Le jugement Luamba porté en appel – Le profilage racial des automobilistes continue

La Ligue des droits et libertés et la Ligue des droits et libertés – section de Québec déplorent vivement la décision prise par le gouvernement du Québec de porter en appel le jugement Luamba et ainsi retarder pendant les procédures judiciaires les efforts visant à mettre fin au profilage racial des automobilistes noirs et racisés au Québec.
Jugement luamba porté en appel par le gouvernement du Québec fait en sorte que le profilage racial des automobilistes continue

Communiqué de presse
Pour diffusion immédiate

Le gouvernement porte en appel le jugement Luamba
Le profilage racial des automobilistes continue

Montréal, le 25 novembre 2022 – La Ligue des droits et libertés (LDL) et la Ligue des droits et libertés – section de Québec (LDL-QC) déplorent vivement la décision prise par le gouvernement du Québec de porter en appel le jugement Luamba et ainsi retarder pendant les procédures judiciaires les efforts visant à mettre fin au profilage racial des automobilistes noir-e-s et racisé-e-s au Québec.

Dans une décision historique rendue 25 octobre 2022, le juge Yergeau de la Cour supérieur invalide l’article 636 du Code de la sécurité routière (CSR), mettant ainsi fin au pouvoir d’interception sans motif réel qui est à la source du profilage racial de nombreux automobilistes noir-e-s et racisé-e-s.

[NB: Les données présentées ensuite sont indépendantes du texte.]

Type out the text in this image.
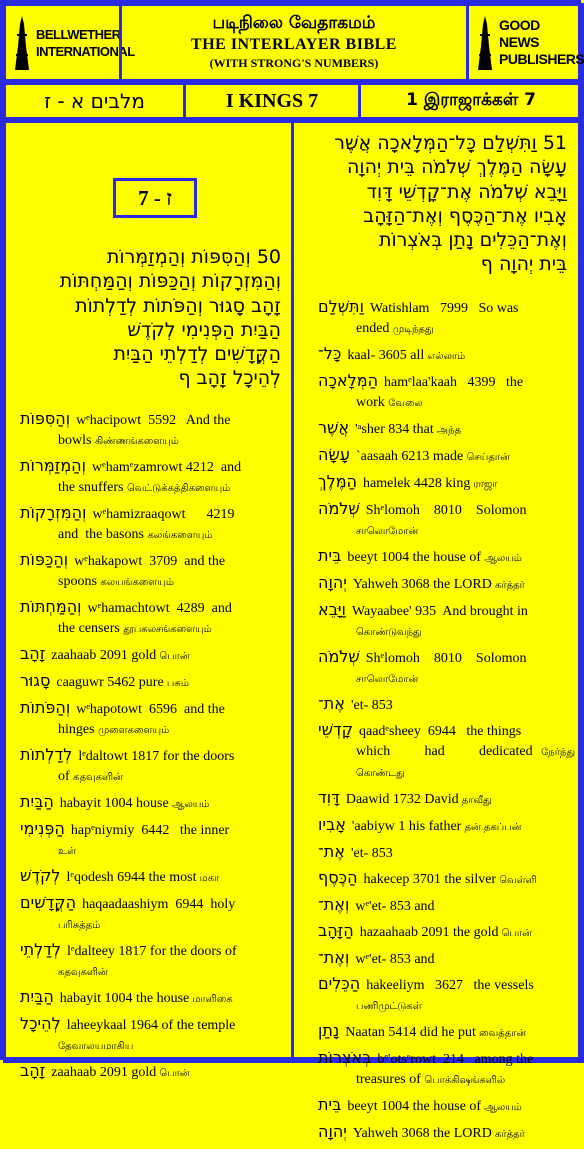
BELLWETHER
INTERNATIONAL
படிநிலை வேதாகமம்
THE INTERLAYER BIBLE
(WITH STRONG'S NUMBERS)
GOOD NEWS
PUBLISHERS
מלבים א - ז	I KINGS 7	1 இராஜாக்கள் 7
7 - ז
50 וְהַסִּפּוֹת וְהַמְזַמְּרוֹת
וְהַמִּזְרָקוֹת וְהַכַּפּוֹת וְהַמַּחְתּוֹת
זָהָב סָגוּר וְהַפֹּתוֹת לְדַלְתוֹת
הַבַּיִת הַפְּנִימִי לְקֹדֶשׁ
הַקֳּדָשִׁים לְדַלְתֵי הַבַּיִת
לְהֵיכָל זָהָב ף
וְהַסִּפּוֹת wᵉhacipowt  5592   And the
bowls கிண்ணங்களையும்
וְהַמְזַמְּרוֹת wᵉhamᵉzamrowt 4212  and
the snuffers வெட்டுக்கத்திகளையும்
וְהַמִּזְרָקוֹת wᵉhamizraaqowt      4219
and  the basons கலங்களையும்
וְהַכַּפּוֹת wᵉhakapowt  3709  and the
spoons கலயங்களையும்
וְהַמַּחְתּוֹת wᵉhamachtowt  4289  and
the censers தூபகலசங்களையும்
זָהָב zaahaab 2091 gold பொன்
סָגוּר caaguwr 5462 pure பசும்
וְהַפֹּתוֹת wᵉhapotowt  6596  and the
hinges முளைகளையும்
לְדַלְתוֹת lᵉdaltowt 1817 for the doors
of கதவுகளின்
הַבַּיִת habayit 1004 house ஆலயம்
הַפְּנִימִי hapᵉniymiy  6442   the inner
உள்
לְקֹדֶשׁ lᵉqodesh 6944 the most மகா
הַקֳּדָשִׁים haqaadaashiym  6944  holy
பரிசுத்தம்
לְדַלְתֵי lᵉdalteey 1817 for the doors of
கதவுகளின்
הַבַּיִת habayit 1004 the house மாளிகை
לְהֵיכָל laheeykaal 1964 of the temple
தேவாலயமாகிய
זָהָב zaahaab 2091 gold பொன்
51 וַתִּשְׁלַם כָּל־הַמְּלָאכָה אֲשֶׁר
עָשָׂה הַמֶּלֶךְ שְׁלֹמֹה בֵּית יְהוָה
וַיָּבֵא שְׁלֹמֹה אֶת־קָדְשֵׁי דָּוִד
אָבִיו אֶת־הַכֶּסֶף וְאֶת־הַזָּהָב
וְאֶת־הַכֵּלִים נָתַן בְּאֹצְרוֹת
בֵּית יְהוָה ף
וַתִּשְׁלַם Watishlam   7999   So was
ended முடிந்தது
כָּל־ kaal- 3605 all எல்லாம்
הַמְּלָאכָה hamᵉlaa'kaah   4399   the
work வேலை
אֲשֶׁר 'ᵃsher 834 that அந்த
עָשָׂה `aasaah 6213 made செய்தான்
הַמֶּלֶךְ hamelek 4428 king ராஜா
שְׁלֹמֹה Shᵉlomoh    8010    Solomon
சாலொமோன்
בֵּית beeyt 1004 the house of ஆலயம்
יְהוָה Yahweh 3068 the LORD கர்த்தர்
וַיָּבֵא Wayaabee' 935  And brought in
கொண்டுவந்து
שְׁלֹמֹה Shᵉlomoh    8010    Solomon
சாலொமோன்
אֶת־ 'et- 853
קָדְשֵׁי qaadᵉsheey  6944   the things
which    had    dedicated நேர்ந்து கொண்டது
דָּוִד Daawid 1732 David தாவீது
אָבִיו 'aabiyw 1 his father தன் தகப்பன்
אֶת־ 'et- 853
הַכֶּסֶף hakecep 3701 the silver வெள்ளி
וְאֶת־ wᵉ'et- 853 and
הַזָּהָב hazaahaab 2091 the gold பொன்
וְאֶת־ wᵉ'et- 853 and
הַכֵּלִים hakeeliym   3627   the vessels
பணிமுட்டுகள்
נָתַן Naatan 5414 did he put வைத்தான்
בְּאֹצְרוֹת bᵉ'otsᵉrowt  214   among the
treasures of பொக்கிஷங்களில்
בֵּית beeyt 1004 the house of ஆலயம்
יְהוָה Yahweh 3068 the LORD கர்த்தர்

Alors que le profilage racial est avéré, porte atteinte aux droits et libertés des personnes ciblées et a des impacts sur leur entourage et l’ensemble des collectivités noires, le juge écrit que « le ministère public n’a pas fait la preuve que les programmes de formation visant à combattre le profilage racial à l’endroit des personnes racisées noires ont donné des résultats » (par. 553 f). De plus, le juge déclare que le ministère public n’a pas fait la démonstration que les interceptions routières sans motif réel permettent d’assurer la sécurité routière.

Extrait du jugement : « Tout en reconnaissant qu’accroître la sécurité sur les routes est un objectif législatif parfaitement valide, la preuve ne permet pas de conclure que les interceptions routières sans motif réel permettent d’atteindre cet objectif alors qu’il est amplement démontré que cette pratique policière peut être fréquemment détournée de son objectif par des considérations raciales, conscientes ou non. » (par. 754)

La LDL et la LDL-QC dénoncent l’inaction du gouvernement du Québec qui aurait pu et dû, en tant que législateur, abroger l’article 636 du CSR il y a déjà bien longtemps. Alors que le gouvernement Legault refuse toujours de reconnaitre le caractère systémique du profilage racial et du racisme au Québec, les droits et libertés de milliers de personnes noires, racisées et autochtones continuent d’être bafoués par les corps policiers au Québec, sur les routes et dans l’espace public.

La LDL et la LDL-QC rappellent qu’elles poursuivent leurs interventions pour mettre fin à toutes les pratiques de profilage racial au Québec. Parmi les nombreuses actions qu’elles somment les autorités d’entreprendre, mentionnons :

  • Instaurer une politique nationale de collecte de données permettant de documenter les interventions policières partout au Québec et l’ampleur du profilage racial et social, telle que le recommande la Commission des droits de la personne et des droits de la jeunesse (CDPDJ);
  • Abroger ou modifier plusieurs règlements municipaux qui sont à la source de pratiques de profilage racial et social persistantes dans l’espace public;
  • Imposer un moratoire à la pratique des interpellations policières (street check) des piéton-ne-s et passager-ère-s de véhicule, une pratique attentatoire aux droits et libertés de toute personne interpellée et qui vise plus particulièrement les personnes racisées et autochtones, qui sont surinterpellées.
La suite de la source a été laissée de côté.